Und so liest sich die Lauf­bahn des Mario Götze in den letzten Jahren wie eine Anein­an­der­rei­hung von Miss­ver­ständ­nissen. Sein Schei­tern in Mün­chen. Seine Rück­kehr nach Dort­mund, die die Fans auf der Süd mit Pla­katen wie Mai­land oder Madrid – Haupt­sache nicht Dort­mund! Ver­piss dich Götze!“ beglei­teten. Die Viel­zahl an Ver­let­zungen und die mys­te­riöse Stoff­wech­sel­er­kran­kung, die ihn über Monate aus dem Spiel­be­trieb nahm. Die Fett­näpf­chen, in die seine Gattin Ann-Kathrin wie­der­holt stol­pert.

Sein ange­bo­renes Talent, sein Künst­lertum, das ihn zu Beginn seiner Kar­riere wie einen Cham­pa­gner­korken auf den Wogen der Zeit und gleich­zeitig um die geg­ne­ri­schen Abwehr­reihen tän­zeln ließ, wurde im Schatten der Pan­nen­serie zum Fluch. Das Bild des nach­denk­li­chen Götze auf der Ersatz­bank oder gar Tri­büne ist in den ver­gan­genen Jahren schon fast zum Kli­schee geronnen. Ein Kame­ra­schuss, der sich für die TV-Kol­legen immer eignet, um bei der Vor­be­richt­erstat­tung der all­ge­meinen Euphorie auch einen leicht melan­cho­li­schen Unterton bei­zu­mi­schen.

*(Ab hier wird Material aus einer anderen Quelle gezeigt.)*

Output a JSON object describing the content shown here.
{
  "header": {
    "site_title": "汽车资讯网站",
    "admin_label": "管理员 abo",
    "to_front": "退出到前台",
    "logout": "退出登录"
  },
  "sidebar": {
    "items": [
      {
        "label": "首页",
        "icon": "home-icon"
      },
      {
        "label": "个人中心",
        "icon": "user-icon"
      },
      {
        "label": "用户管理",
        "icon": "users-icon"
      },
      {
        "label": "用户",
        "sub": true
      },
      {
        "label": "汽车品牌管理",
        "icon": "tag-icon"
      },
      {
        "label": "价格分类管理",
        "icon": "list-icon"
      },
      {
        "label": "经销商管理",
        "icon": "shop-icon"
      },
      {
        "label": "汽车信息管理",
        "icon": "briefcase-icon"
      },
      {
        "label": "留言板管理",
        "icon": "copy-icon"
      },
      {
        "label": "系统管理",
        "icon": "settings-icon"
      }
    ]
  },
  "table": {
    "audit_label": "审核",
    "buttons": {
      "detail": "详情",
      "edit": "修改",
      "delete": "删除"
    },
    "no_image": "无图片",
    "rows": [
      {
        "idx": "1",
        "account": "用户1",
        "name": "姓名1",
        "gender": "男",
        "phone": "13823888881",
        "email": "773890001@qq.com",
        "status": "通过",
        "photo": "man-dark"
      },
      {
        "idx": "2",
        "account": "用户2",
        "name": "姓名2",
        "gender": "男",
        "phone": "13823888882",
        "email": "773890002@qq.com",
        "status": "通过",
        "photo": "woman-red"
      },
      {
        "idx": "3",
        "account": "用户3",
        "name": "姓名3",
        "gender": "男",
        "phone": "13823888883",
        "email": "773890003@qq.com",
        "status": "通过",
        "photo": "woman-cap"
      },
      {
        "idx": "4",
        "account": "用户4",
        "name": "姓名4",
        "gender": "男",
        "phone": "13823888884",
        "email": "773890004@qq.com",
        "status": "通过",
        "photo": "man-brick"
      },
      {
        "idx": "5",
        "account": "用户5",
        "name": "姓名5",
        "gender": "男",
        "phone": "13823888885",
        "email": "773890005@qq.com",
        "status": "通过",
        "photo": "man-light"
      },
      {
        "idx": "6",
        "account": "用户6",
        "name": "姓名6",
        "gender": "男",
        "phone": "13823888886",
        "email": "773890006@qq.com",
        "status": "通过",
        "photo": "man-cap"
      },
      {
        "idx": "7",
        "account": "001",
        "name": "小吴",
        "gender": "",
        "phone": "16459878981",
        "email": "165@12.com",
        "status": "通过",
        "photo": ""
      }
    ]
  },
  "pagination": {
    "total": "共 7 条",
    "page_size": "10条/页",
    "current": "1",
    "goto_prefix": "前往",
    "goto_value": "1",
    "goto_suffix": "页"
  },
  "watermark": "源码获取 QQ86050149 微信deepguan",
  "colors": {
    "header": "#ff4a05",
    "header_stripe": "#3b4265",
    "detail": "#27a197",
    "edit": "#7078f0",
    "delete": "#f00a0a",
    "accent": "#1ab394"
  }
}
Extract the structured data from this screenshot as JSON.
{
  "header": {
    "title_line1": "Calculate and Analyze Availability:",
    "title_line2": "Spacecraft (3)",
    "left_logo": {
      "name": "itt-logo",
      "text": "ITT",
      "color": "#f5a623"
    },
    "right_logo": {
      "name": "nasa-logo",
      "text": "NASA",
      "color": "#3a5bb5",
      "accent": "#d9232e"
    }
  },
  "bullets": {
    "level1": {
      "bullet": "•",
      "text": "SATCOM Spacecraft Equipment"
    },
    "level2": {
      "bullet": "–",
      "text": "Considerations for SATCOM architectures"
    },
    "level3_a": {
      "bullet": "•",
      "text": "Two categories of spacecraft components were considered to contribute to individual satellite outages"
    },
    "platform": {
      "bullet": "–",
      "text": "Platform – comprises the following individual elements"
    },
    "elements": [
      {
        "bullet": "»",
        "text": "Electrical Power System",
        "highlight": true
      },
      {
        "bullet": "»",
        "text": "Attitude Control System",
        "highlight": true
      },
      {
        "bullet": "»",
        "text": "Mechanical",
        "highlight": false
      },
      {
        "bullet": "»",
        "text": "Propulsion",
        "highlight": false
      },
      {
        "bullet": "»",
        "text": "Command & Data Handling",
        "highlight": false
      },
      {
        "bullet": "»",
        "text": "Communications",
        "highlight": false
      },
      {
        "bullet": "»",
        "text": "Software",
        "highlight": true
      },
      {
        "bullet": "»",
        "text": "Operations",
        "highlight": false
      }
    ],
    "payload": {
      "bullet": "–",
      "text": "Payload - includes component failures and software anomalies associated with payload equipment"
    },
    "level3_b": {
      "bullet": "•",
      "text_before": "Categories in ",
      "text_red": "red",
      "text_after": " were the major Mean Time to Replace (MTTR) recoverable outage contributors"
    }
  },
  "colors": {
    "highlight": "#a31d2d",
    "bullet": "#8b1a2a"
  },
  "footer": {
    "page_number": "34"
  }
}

Seien wir ehr­lich: Abge­sehen vom BVB-Trai­ner­stab und seinen gegen­wär­tigen Team­kol­legen kann nie­mand genau sagen, zu wel­chen Leis­tungen Mario Götze noch imstande wäre. Nur Medi­ziner können ermessen, wie sehr die lange Ver­let­zungs­pause sich auf seine Physis aus­wirkt. Und inwie­weit Götze auch mental dazu in der Lage wäre, eine Mann­schaft zu führen und ihr seinen Stempel auf­zu­drü­cken, weiß am Ende wohl nur er selbst. Wenn über­haupt!